Contexto da crise cubana
O governo cubano enfrenta uma grave escassez de combustíveis, alimentos e medicamentos. Em 2023, o país registrou um aumento de 40% no número de cidadãos que deixaram a ilha em busca de melhores condições de vida. Segundo o Observatório Cubano de Direitos Humanos, mais de 300 mil cubanos emigraram entre 2021 e 2023.
“A situação é insustentável para muitos atletas, que veem na deserção a única saída para continuar suas carreiras e ter uma vida digna”, afirmou um especialista em esportes cubanos, que preferiu não se identificar.
Impacto no esporte cubano
As deserções enfraquecem o programa esportivo cubano, que historicamente se destacou em modalidades como boxe, luta livre e canoagem.

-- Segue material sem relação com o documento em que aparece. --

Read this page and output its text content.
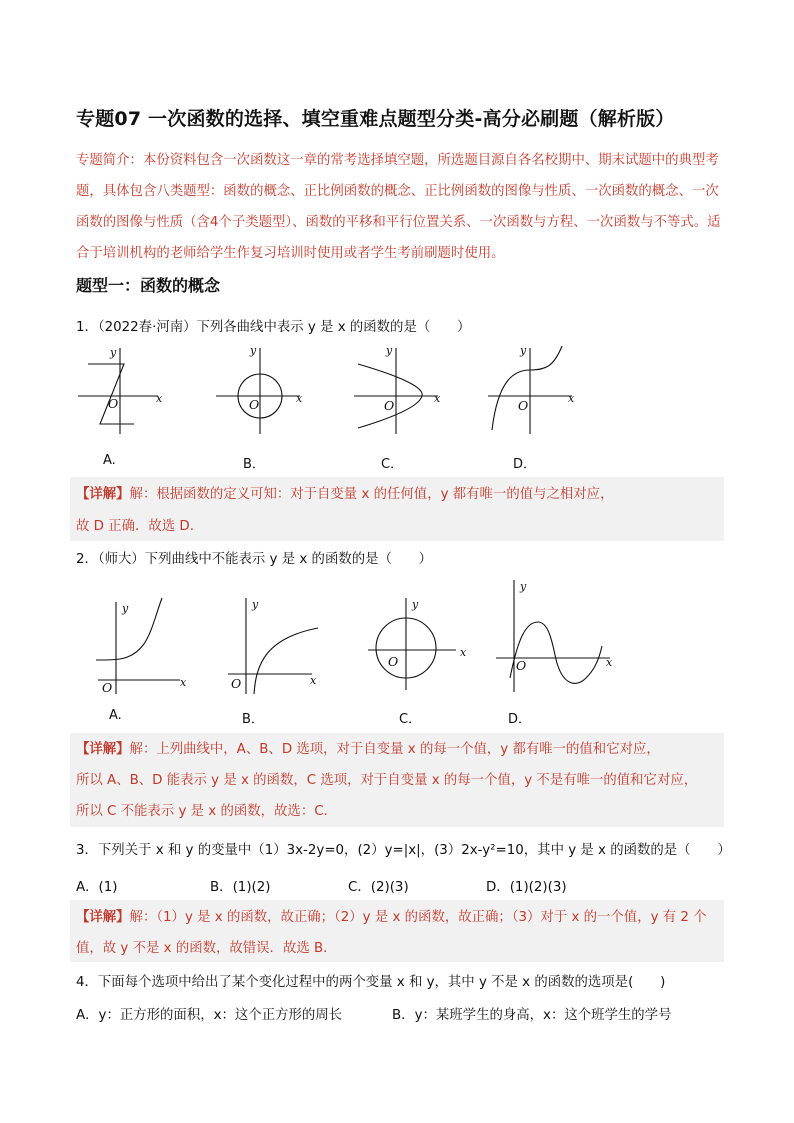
专题07 一次函数的选择、填空重难点题型分类-高分必刷题（解析版）
专题简介：本份资料包含一次函数这一章的常考选择填空题，所选题目源自各名校期中、期末试题中的典型考题，具体包含八类题型：函数的概念、正比例函数的概念、正比例函数的图像与性质、一次函数的概念、一次函数的图像与性质（含4个子类题型）、函数的平移和平行位置关系、一次函数与方程、一次函数与不等式。适合于培训机构的老师给学生作复习培训时使用或者学生考前刷题时使用。
题型一：函数的概念
1．（2022春·河南）下列各曲线中表示 y 是 x 的函数的是（　　）
y
x
O
A.
y
x
O
B．
y
x
O
C．
y
x
O
D．
【详解】解：根据函数的定义可知：对于自变量 x 的任何值，y 都有唯一的值与之相对应，
故 D 正确．故选 D．
2．（师大）下列曲线中不能表示 y 是 x 的函数的是（　　）
y
x
O
A.
y
x
O
B．
y
x
O
C．
y
x
O
D．
【详解】解：上列曲线中，A、B、D 选项，对于自变量 x 的每一个值，y 都有唯一的值和它对应，
所以 A、B、D 能表示 y 是 x 的函数，C 选项，对于自变量 x 的每一个值，y 不是有唯一的值和它对应，
所以 C 不能表示 y 是 x 的函数，故选：C．
3．下列关于 x 和 y 的变量中（1）3x-2y=0，(2）y=|x|，(3）2x-y²=10，其中 y 是 x 的函数的是（　　）
A．(1)	B．(1)(2)	C．(2)(3)	D．(1)(2)(3)
【详解】解：（1）y 是 x 的函数，故正确；（2）y 是 x 的函数，故正确；（3）对于 x 的一个值，y 有 2 个
值，故 y 不是 x 的函数，故错误．故选 B．
4．下面每个选项中给出了某个变化过程中的两个变量 x 和 y，其中 y 不是 x 的函数的选项是(　　)
A．y：正方形的面积，x：这个正方形的周长	B．y：某班学生的身高，x：这个班学生的学号
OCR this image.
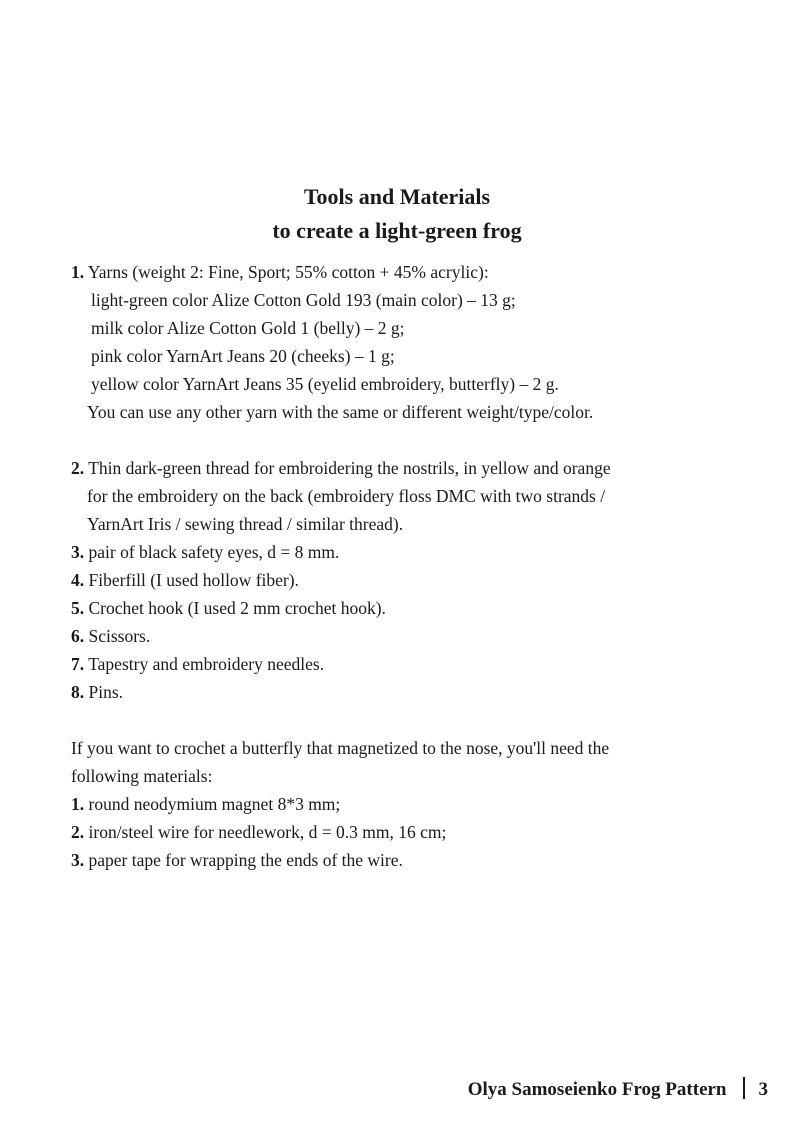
Tools and Materials
to create a light-green frog
1. Yarns (weight 2: Fine, Sport; 55% cotton + 45% acrylic):
light-green color Alize Cotton Gold 193 (main color) – 13 g;
milk color Alize Cotton Gold 1 (belly) – 2 g;
pink color YarnArt Jeans 20 (cheeks) – 1 g;
yellow color YarnArt Jeans 35 (eyelid embroidery, butterfly) – 2 g.
You can use any other yarn with the same or different weight/type/color.
2. Thin dark-green thread for embroidering the nostrils, in yellow and orange
for the embroidery on the back (embroidery floss DMC with two strands /
YarnArt Iris / sewing thread / similar thread).
3. pair of black safety eyes, d = 8 mm.
4. Fiberfill (I used hollow fiber).
5. Crochet hook (I used 2 mm crochet hook).
6. Scissors.
7. Tapestry and embroidery needles.
8. Pins.
If you want to crochet a butterfly that magnetized to the nose, you'll need the
following materials:
1. round neodymium magnet 8*3 mm;
2. iron/steel wire for needlework, d = 0.3 mm, 16 cm;
3. paper tape for wrapping the ends of the wire.
Olya Samoseienko Frog Pattern 3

A perda de talentos compromete a preparação para competições internacionais, como os Jogos Olímpicos de Los Angeles 2028.
O governo cubano não comentou oficialmente o ocorrido. No entanto, em declarações anteriores, autoridades esportivas culparam o bloqueio econômico dos EUA pela fuga de atletas. “O bloqueio é a principal causa da crise que leva nossos jovens a buscar oportunidades no exterior”, disse o presidente do Instituto Nacional de Esportes, Educação Física e Recreação (Inder) em 2023.